Sam Bankman-Fried’s Indictment is an Indictment on Society

Sam Bankman-Fried, the disgraced former CEO and co-founder of the dissolved cryptocurrency exchange FTX was sentenced to 25 years in federal prison. His meteoric rise and literally overnight downfall is symptomatic of a society in which individual success is the ultimate thing to aspire to, in which low-level sociopathy is an asset or a means to achieving this. His mistake was getting carried away. He could have stopped at maybe ‘only’ a billion dollars and a successful cryptocurrency exchange, but now has neither.

Here are some headlines from 2022 lauding and praising him as the next Warren Buffett or J.P. Morgan:

He did what he felt was necessary to be a valued person in society, and for that I cannot entirely blame him. I would even commend him for embodying the ethos of what it means to be successful. He knew correctly that goodness and honesty is no assurance of success at life. As it’s said, “No good deed goes unpunished.” I think this is what Michael Lewis was getting at in his new book, in which he is criticized for being too soft on his now-incarcerated subject. What he has done is held a mirror up to society, and we don’t like that we all collectively play a small role in this.

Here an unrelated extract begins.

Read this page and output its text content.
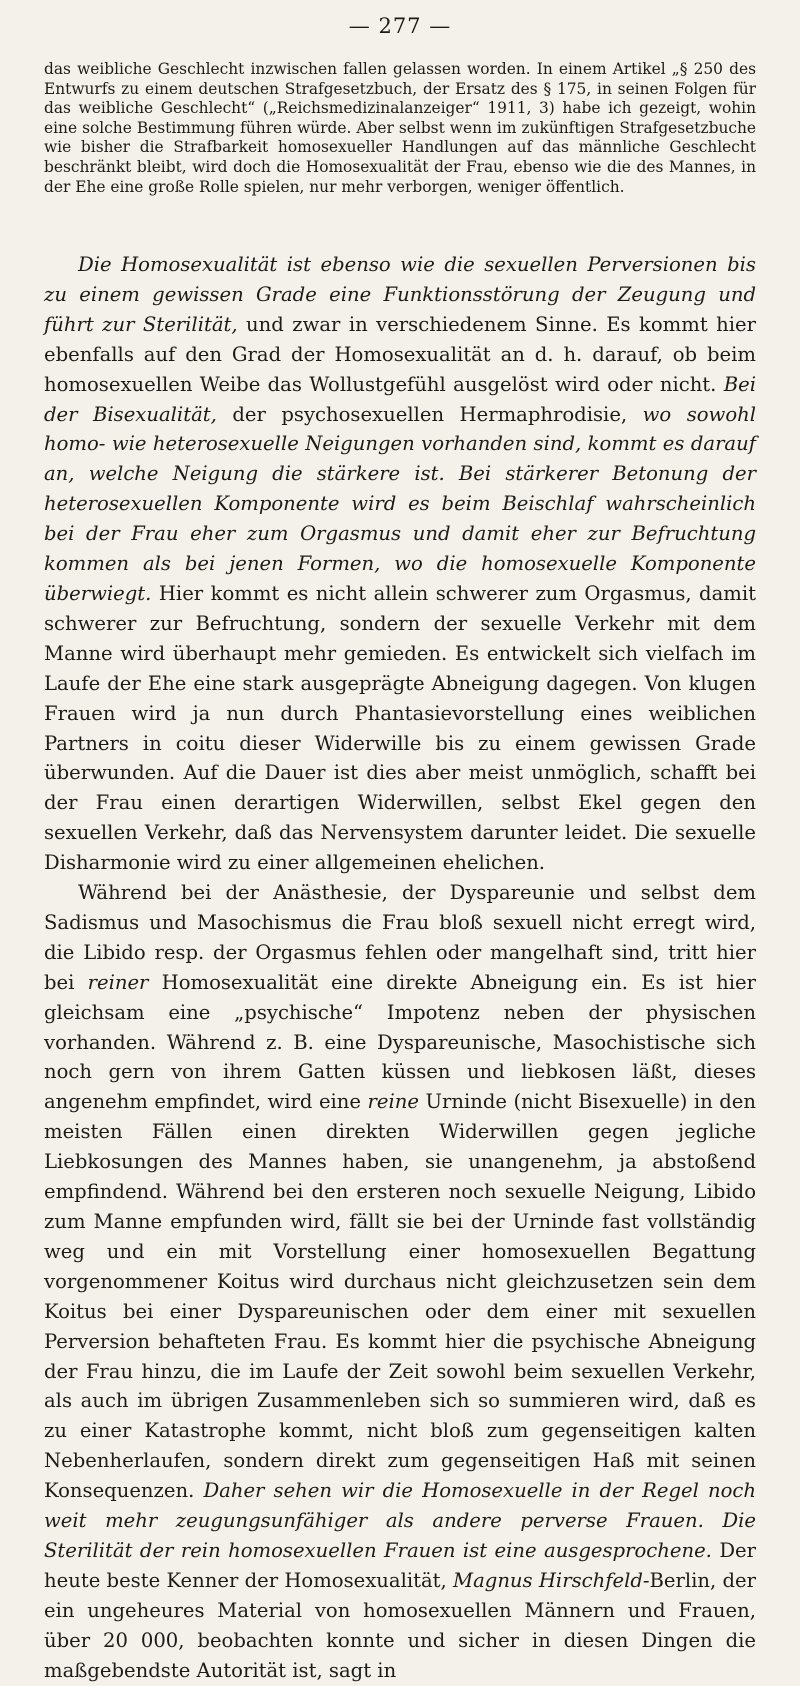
— 277 —

das weibliche Geschlecht inzwischen fallen gelassen worden. In einem Artikel „§ 250 des Entwurfs zu einem deutschen Strafgesetzbuch, der Ersatz des § 175, in seinen Folgen für das weibliche Geschlecht“ („Reichsmedizinalanzeiger“ 1911, 3) habe ich gezeigt, wohin eine solche Bestimmung führen würde. Aber selbst wenn im zukünftigen Strafgesetzbuche wie bisher die Strafbarkeit homosexueller Handlungen auf das männliche Geschlecht beschränkt bleibt, wird doch die Homosexualität der Frau, ebenso wie die des Mannes, in der Ehe eine große Rolle spielen, nur mehr verborgen, weniger öffentlich.

Die Homosexualität ist ebenso wie die sexuellen Perversionen bis zu einem gewissen Grade eine Funktionsstörung der Zeugung und führt zur Sterilität, und zwar in verschiedenem Sinne. Es kommt hier ebenfalls auf den Grad der Homosexualität an d. h. darauf, ob beim homosexuellen Weibe das Wollustgefühl ausgelöst wird oder nicht. Bei der Bisexualität, der psychosexuellen Hermaphrodisie, wo sowohl homo- wie heterosexuelle Neigungen vorhanden sind, kommt es darauf an, welche Neigung die stärkere ist. Bei stärkerer Betonung der heterosexuellen Komponente wird es beim Beischlaf wahrscheinlich bei der Frau eher zum Orgasmus und damit eher zur Befruchtung kommen als bei jenen Formen, wo die homosexuelle Komponente überwiegt. Hier kommt es nicht allein schwerer zum Orgasmus, damit schwerer zur Befruchtung, sondern der sexuelle Verkehr mit dem Manne wird überhaupt mehr gemieden. Es entwickelt sich vielfach im Laufe der Ehe eine stark ausgeprägte Abneigung dagegen. Von klugen Frauen wird ja nun durch Phantasievorstellung eines weiblichen Partners in coitu dieser Widerwille bis zu einem gewissen Grade überwunden. Auf die Dauer ist dies aber meist unmöglich, schafft bei der Frau einen derartigen Widerwillen, selbst Ekel gegen den sexuellen Verkehr, daß das Nervensystem darunter leidet. Die sexuelle Disharmonie wird zu einer allgemeinen ehelichen.

Während bei der Anästhesie, der Dyspareunie und selbst dem Sadismus und Masochismus die Frau bloß sexuell nicht erregt wird, die Libido resp. der Orgasmus fehlen oder mangelhaft sind, tritt hier bei reiner Homosexualität eine direkte Abneigung ein. Es ist hier gleichsam eine „psychische“ Impotenz neben der physischen vorhanden. Während z. B. eine Dyspareunische, Masochistische sich noch gern von ihrem Gatten küssen und liebkosen läßt, dieses angenehm empfindet, wird eine reine Urninde (nicht Bisexuelle) in den meisten Fällen einen direkten Widerwillen gegen jegliche Liebkosungen des Mannes haben, sie unangenehm, ja abstoßend empfindend. Während bei den ersteren noch sexuelle Neigung, Libido zum Manne empfunden wird, fällt sie bei der Urninde fast vollständig weg und ein mit Vorstellung einer homosexuellen Begattung vorgenommener Koitus wird durchaus nicht gleichzusetzen sein dem Koitus bei einer Dyspareunischen oder dem einer mit sexuellen Perversion behafteten Frau. Es kommt hier die psychische Abneigung der Frau hinzu, die im Laufe der Zeit sowohl beim sexuellen Verkehr, als auch im übrigen Zusammenleben sich so summieren wird, daß es zu einer Katastrophe kommt, nicht bloß zum gegenseitigen kalten Nebenherlaufen, sondern direkt zum gegenseitigen Haß mit seinen Konsequenzen. Daher sehen wir die Homosexuelle in der Regel noch weit mehr zeugungsunfähiger als andere perverse Frauen. Die Sterilität der rein homosexuellen Frauen ist eine ausgesprochene. Der heute beste Kenner der Homosexualität, Magnus Hirschfeld-Berlin, der ein ungeheures Material von homosexuellen Männern und Frauen, über 20 000, beobachten konnte und sicher in diesen Dingen die maßgebendste Autorität ist, sagt in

Things which are actually true, we don’t have to constantly remind ourselves or create an entire cultural hagiography or narrative contingent upon this ‘thing’ being true. I’m sure we all know people are are arrogant assholes yet still highly successful and have high social status. Likely, these people don’t even see themselves as that way, because their success and status creates a self-reinforcing bubble of being a good person and insulation from critcism. If we have to constantly be reminded or tell ourselves that niceness pays off (such as being a good listener, which is one of the habits of ‘highly effective people’), or that hard work pays off, maybe it’s not true? Or regarding Covid, the media chorus to ‘trust the science’ or to ‘trust the experts’. Or regarding climate change, that ‘the science is settled’.

Stoicism and ‘mindfulness’ are popular, not because it works, but because people want to believe it does “It has to work!”, or the popularity of such philosophies can be explained by social desirability biases. People will tend to identify with that which confers status. No one wants to be seen as being too emotional about things, as that is perceived as a weakness. Yet this is also how people like Bankman-Fried are able to get away with their crimes, because being too vocal in exposing these people comes off as unhinged or hot-headed, which were labels ascribed to Madoff whistleblower Harry Markopolos, that also served to discredit him.

People think they are on the side of good, but are actually neutral, being bystanders to corruption, and then when it’s safe pretending they ‘knew it all along’. The same financial media that was praising Mr. Fried are writing articles about how his failure was inevitable in hindsight, or could have been prevented had people only been paying more attention and had spoken up. But people were paying attention, such as CME CEO Terry Duffy who warned of FTX, but were ignored, as is often the case with these situations.

Same for Theranos, whose CEO Elizabeth Holmes was likened by the media to Steve Jobs. Things were going well for a decade or so, until in 2018 it was revealed that the blood testing machines didn’t work as promised. Too bad this wasn’t known before investors collectively sunk $800 million into the worthless company.

Although Sam’s philosophy of effective altruism is about long-termism–that is–making making sacrifices in the present to create prosperity in the distant future–the thrust of U.S. economic policy is the opposite. Pundits wonder “Why did Greenspan do nothing about the housing bubble?” or “Why are bubbles allowed to inflate so large even though so many people are hurt when they pop?” Capitalism and innovation necessitates risk-taking, which is preferrable to being overly cautious despite the occasional fraud or asset bubble. It seems as a society we’re content with this tradeoff, hence the enduring appeal of get-rich-quick schemes and the idolatry of wunderkind self-made billionaires, even when it’s all an illusion.